U.S. Senator (South Carolina), Lindsey Graham, is urging the nation’s highest court to take up South Carolina’s fight to resuscitate the Mixed Oxide Fuel Fabrication Facility that has been shuttered at the Savannah River Site (SRS) – in the brief he filed on July 11 with the U.S. Supreme Court. He argues that the federal government has walked away from its obligation to address the plutonium stored in the Palmetto State.

S.C. Attorney General, Alan Wilson, has also petitioned the high court to examine the legal circumstances that led to the termination of the Mixed Oxide Fuel Fabrication Facility, as well.  In fact, the South Carolina legal team has specifically asked the Supreme Court to evaluate a federal appellate court’s determination that the state lacked grounds to challenge the Energy Department’s decision to terminate the MOX Facility and formally pursue another method for plutonium disposal.

That ruling, in 2018, from the 4th U.S. Circuit Court of Appeals effectively nullified the facility as only one day after the ruling, the Energy Department’s nuclear security and nonproliferation arm — the National Nuclear Security Administration — killed the MOX project in full, effective immediately.

The Mixed Oxide Fuel Fabrication Facility, more than a decade in the making and never completed, was designed to turn 34 metric tons of weapons-grade plutonium into commercial-grade nuclear fuel. This project was started based on the Plutonium Management and Disposition Agreement, signed in 2000, between the United States and Russia in April 2010 and went into effect in July 2011. The agreement regulated the conversion of non-essential plutonium into mixed oxide (MOX) fuel to be used to produce electricity. In 2007, the U.S. began constructing a Mixed Oxide Fuel Fabrication Facility (MFFF) at the Savannah River Site.  However, U.S. president Barack Obama canceled construction of the MFFF in 2016 and proposed plutonium dilution (down-blended) with non-radioactive material with disposal at the underground Weapons Isolation Production Plant (WIPP) facility in New Mexico, due to financial considerations.

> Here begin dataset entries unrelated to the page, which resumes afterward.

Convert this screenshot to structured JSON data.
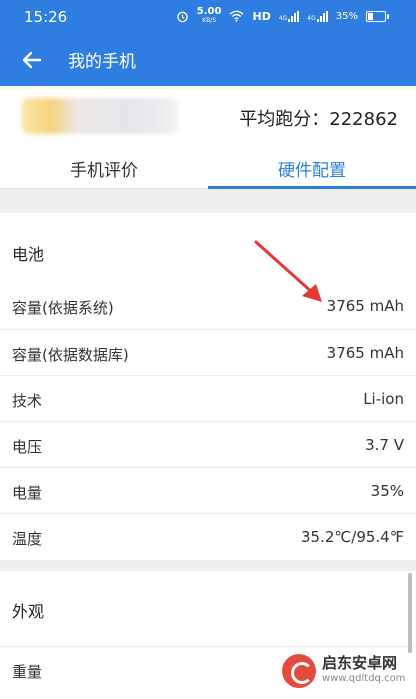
{
  "status_bar": {
    "time": "15:26",
    "net_speed": "5.00",
    "net_unit": "KB/S",
    "hd": "HD",
    "sig1": "4G",
    "sig2": "4G",
    "battery": "35%"
  },
  "app_bar": {
    "title": "我的手机"
  },
  "header": {
    "score": "平均跑分：222862"
  },
  "tabs": [
    {
      "label": "手机评价",
      "active": false
    },
    {
      "label": "硬件配置",
      "active": true
    }
  ],
  "battery_section": {
    "title": "电池",
    "rows": [
      {
        "label": "容量(依据系统)",
        "value": "3765 mAh"
      },
      {
        "label": "容量(依据数据库)",
        "value": "3765 mAh"
      },
      {
        "label": "技术",
        "value": "Li-ion"
      },
      {
        "label": "电压",
        "value": "3.7 V"
      },
      {
        "label": "电量",
        "value": "35%"
      },
      {
        "label": "温度",
        "value": "35.2℃/95.4℉"
      }
    ]
  },
  "appearance_section": {
    "title": "外观",
    "rows": [
      {
        "label": "重量",
        "value": ""
      }
    ]
  },
  "watermark": {
    "line1": "启东安卓网",
    "line2": "www.qdltdq.com"
  },
  "colors": {
    "accent": "#2d7ee0",
    "arrow": "#e53935"
  }
}
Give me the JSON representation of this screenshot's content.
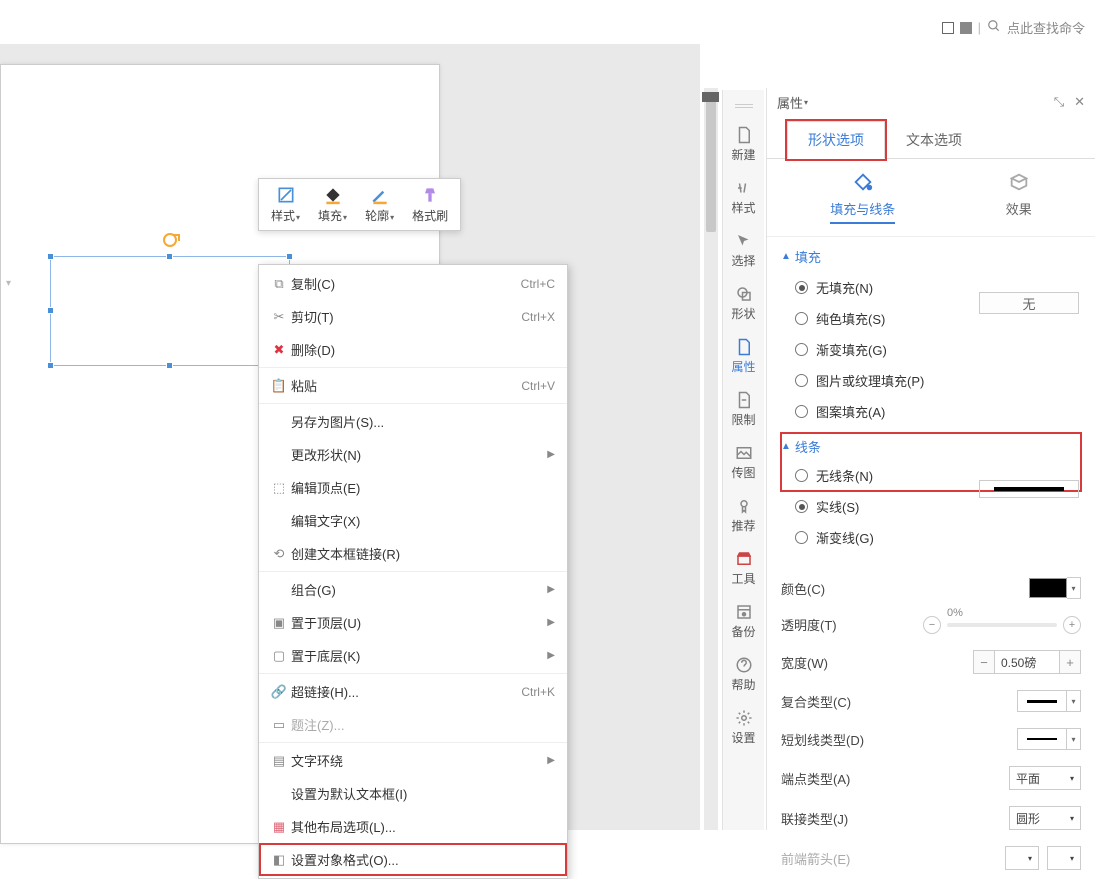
{
  "topbar": {
    "search_placeholder": "点此查找命令"
  },
  "floatbar": {
    "style": "样式",
    "fill": "填充",
    "outline": "轮廓",
    "format_painter": "格式刷"
  },
  "context_menu": {
    "copy": "复制(C)",
    "copy_sc": "Ctrl+C",
    "cut": "剪切(T)",
    "cut_sc": "Ctrl+X",
    "delete": "删除(D)",
    "paste": "粘贴",
    "paste_sc": "Ctrl+V",
    "save_as_pic": "另存为图片(S)...",
    "change_shape": "更改形状(N)",
    "edit_points": "编辑顶点(E)",
    "edit_text": "编辑文字(X)",
    "create_textbox_link": "创建文本框链接(R)",
    "group": "组合(G)",
    "to_front": "置于顶层(U)",
    "to_back": "置于底层(K)",
    "hyperlink": "超链接(H)...",
    "hyperlink_sc": "Ctrl+K",
    "comment": "题注(Z)...",
    "text_wrap": "文字环绕",
    "set_default_textbox": "设置为默认文本框(I)",
    "other_layout": "其他布局选项(L)...",
    "object_format": "设置对象格式(O)..."
  },
  "vstrip": {
    "new": "新建",
    "style": "样式",
    "select": "选择",
    "shape": "形状",
    "property": "属性",
    "limit": "限制",
    "image": "传图",
    "recommend": "推荐",
    "tools": "工具",
    "backup": "备份",
    "help": "帮助",
    "settings": "设置"
  },
  "panel": {
    "title": "属性",
    "tab_shape": "形状选项",
    "tab_text": "文本选项",
    "sub_fill_line": "填充与线条",
    "sub_effect": "效果",
    "sec_fill": "填充",
    "none_btn": "无",
    "fill_opts": {
      "none": "无填充(N)",
      "solid": "纯色填充(S)",
      "gradient": "渐变填充(G)",
      "picture": "图片或纹理填充(P)",
      "pattern": "图案填充(A)"
    },
    "sec_line": "线条",
    "line_opts": {
      "none": "无线条(N)",
      "solid": "实线(S)",
      "gradient": "渐变线(G)"
    },
    "props": {
      "color": "颜色(C)",
      "transparency": "透明度(T)",
      "transparency_val": "0%",
      "width": "宽度(W)",
      "width_val": "0.50磅",
      "compound": "复合类型(C)",
      "dash": "短划线类型(D)",
      "cap": "端点类型(A)",
      "cap_val": "平面",
      "join": "联接类型(J)",
      "join_val": "圆形",
      "arrow_begin": "前端箭头(E)"
    }
  }
}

This down-blending process was selected because it could be reversed, and the material reconverted into weapons-grade plutonium, if necessary.  By 2015, Russia was on track and had begun producing their MOX fuel at its own MOX facility, for use in its fast reactor, the BN-800. On October 3, 2016, Russian president Vladimir Putin ordered the agreement suspended because the U.S. did not meet their obligations.

In 2018, the Energy Department ended the Mixed Oxide Fuel Fabrication Facility at the SRS after numerous cost and time overruns. Nearly $8 billion had been spent on the project by that point and is was ~70% completed.  Several U.S. utilities (Duke-Energy, Southern Company, TVA, & others) had agreed to use the MOX fuel once it was fabricated.